Roland Super JX-10

Roland JX 10 Image

Released in 1985 the JX-10 (Super JX) combines two individual JX-8P's for an outstandingly warm, rich and analog sound which is still used in many modern studios all over the world. This synth was the first Roland Synth to be fitted with a quality 76 note keyboard with velocity and aftertouch. Two DCO's per voice, two ADSR envelope generators per voice, and a resonant lowpass & non-resonant highpass filters are only the beginning. It has a 12 voice polyphony for a total of 24 oscillators and it is by far one of the most programmable synths of its time! However, as on the JX-8P, knobs and sliders have been replaced by low-profile buttons and a nice LCD display. Although this may look sleek and elegant, it makes editing a chore. Assign parameters to the alpha dial for tweaking, one at a time, or get the optional PG-800 Programmer to provide traditional, hands-on, dedicated sliders for editing the JX-10's parameters.

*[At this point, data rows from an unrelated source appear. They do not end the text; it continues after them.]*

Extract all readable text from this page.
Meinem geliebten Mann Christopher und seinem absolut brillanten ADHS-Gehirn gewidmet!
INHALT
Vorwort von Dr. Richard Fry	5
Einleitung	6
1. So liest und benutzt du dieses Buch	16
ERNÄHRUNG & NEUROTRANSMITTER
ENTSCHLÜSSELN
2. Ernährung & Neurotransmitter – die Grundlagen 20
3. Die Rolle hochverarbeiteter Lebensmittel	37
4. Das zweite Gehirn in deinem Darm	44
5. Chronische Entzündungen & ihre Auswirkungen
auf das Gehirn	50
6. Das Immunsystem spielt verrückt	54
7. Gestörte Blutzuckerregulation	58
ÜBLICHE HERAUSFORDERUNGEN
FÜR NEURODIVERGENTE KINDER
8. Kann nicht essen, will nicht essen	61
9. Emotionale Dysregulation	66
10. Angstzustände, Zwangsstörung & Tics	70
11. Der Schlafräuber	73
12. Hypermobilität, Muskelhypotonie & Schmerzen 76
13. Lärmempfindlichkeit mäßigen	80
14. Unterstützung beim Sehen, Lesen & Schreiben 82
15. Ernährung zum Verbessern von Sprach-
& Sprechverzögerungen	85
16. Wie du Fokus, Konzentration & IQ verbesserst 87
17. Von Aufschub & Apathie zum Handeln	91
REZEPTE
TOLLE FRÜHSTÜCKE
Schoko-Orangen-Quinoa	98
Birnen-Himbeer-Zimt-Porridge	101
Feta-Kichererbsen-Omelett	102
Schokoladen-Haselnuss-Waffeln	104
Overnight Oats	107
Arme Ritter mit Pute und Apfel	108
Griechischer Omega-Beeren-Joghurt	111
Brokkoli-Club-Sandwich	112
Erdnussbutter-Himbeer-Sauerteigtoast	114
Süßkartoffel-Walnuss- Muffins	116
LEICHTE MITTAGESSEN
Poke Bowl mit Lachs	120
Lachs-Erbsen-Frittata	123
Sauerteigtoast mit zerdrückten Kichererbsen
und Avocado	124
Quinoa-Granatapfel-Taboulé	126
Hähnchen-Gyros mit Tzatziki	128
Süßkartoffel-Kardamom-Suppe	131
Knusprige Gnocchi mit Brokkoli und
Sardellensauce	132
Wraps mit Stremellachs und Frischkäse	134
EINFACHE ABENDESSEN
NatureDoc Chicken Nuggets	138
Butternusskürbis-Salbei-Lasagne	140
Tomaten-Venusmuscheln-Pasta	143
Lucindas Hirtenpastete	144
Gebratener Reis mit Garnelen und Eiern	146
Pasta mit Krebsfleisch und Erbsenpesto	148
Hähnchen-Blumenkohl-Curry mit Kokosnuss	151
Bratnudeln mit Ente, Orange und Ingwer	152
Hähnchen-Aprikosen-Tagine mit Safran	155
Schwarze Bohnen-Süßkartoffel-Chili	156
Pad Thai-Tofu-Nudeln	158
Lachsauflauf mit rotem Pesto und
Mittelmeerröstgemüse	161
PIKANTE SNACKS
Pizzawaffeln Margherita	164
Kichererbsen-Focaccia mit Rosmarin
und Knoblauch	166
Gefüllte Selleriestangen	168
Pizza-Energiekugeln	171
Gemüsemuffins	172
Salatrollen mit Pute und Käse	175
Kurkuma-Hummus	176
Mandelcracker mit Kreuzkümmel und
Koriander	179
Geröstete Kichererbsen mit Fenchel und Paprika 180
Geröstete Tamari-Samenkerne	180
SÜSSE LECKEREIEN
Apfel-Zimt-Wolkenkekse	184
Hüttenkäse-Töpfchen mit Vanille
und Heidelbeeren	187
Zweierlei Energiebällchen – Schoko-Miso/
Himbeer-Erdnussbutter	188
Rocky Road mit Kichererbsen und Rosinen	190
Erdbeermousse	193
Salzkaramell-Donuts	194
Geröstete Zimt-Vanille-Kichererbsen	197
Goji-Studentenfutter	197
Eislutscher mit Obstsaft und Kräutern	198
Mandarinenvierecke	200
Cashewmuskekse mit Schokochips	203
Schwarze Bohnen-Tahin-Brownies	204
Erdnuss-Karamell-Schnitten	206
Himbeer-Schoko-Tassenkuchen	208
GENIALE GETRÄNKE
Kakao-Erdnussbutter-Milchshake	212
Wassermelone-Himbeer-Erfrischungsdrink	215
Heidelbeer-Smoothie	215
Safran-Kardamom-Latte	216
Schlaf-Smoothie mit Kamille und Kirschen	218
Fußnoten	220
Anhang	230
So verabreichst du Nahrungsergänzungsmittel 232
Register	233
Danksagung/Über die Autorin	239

The JX10 has a Chorus effect and a chase-play Delay function. The chase-play function allows programmable delayed repeats of voices by alternating patches of the upper and lower modules. The simple chorus effect is either off, slow or fast. It has two programmable sliders (if you don't use the PG-800) for some real-time control which can be recorded along with other effects and keyboard modes into one of the 64 Program Patches. This is in addition to its standard 50 preset and 50 user patch memory. A simple sketch-pad 1-track real-time sequencer is also on-board. It stores sequence data directly to an M16C card, or an M64C card for Patch/Tone OR sequence data. The M16C has a capacity of 400 notes, the M64C 1440, according to the manual.

The JX-10 also comes in a rack-mount version known as the MKS-70. It's worth noting that the JX-10 can not be edited via SysEx, however the MKS-70 can which is one reason many have chosen the rack version over the keyboard. The JX-10 can make bulk dumps of its sounds over sysex, but only with (discontinued) Roland M64C RAM cartridges. The JX-10 has been used by Jane Child, Pink Floyd, Duran Duran, Angelo Badalamenti, Yellow Jackets and The Cure.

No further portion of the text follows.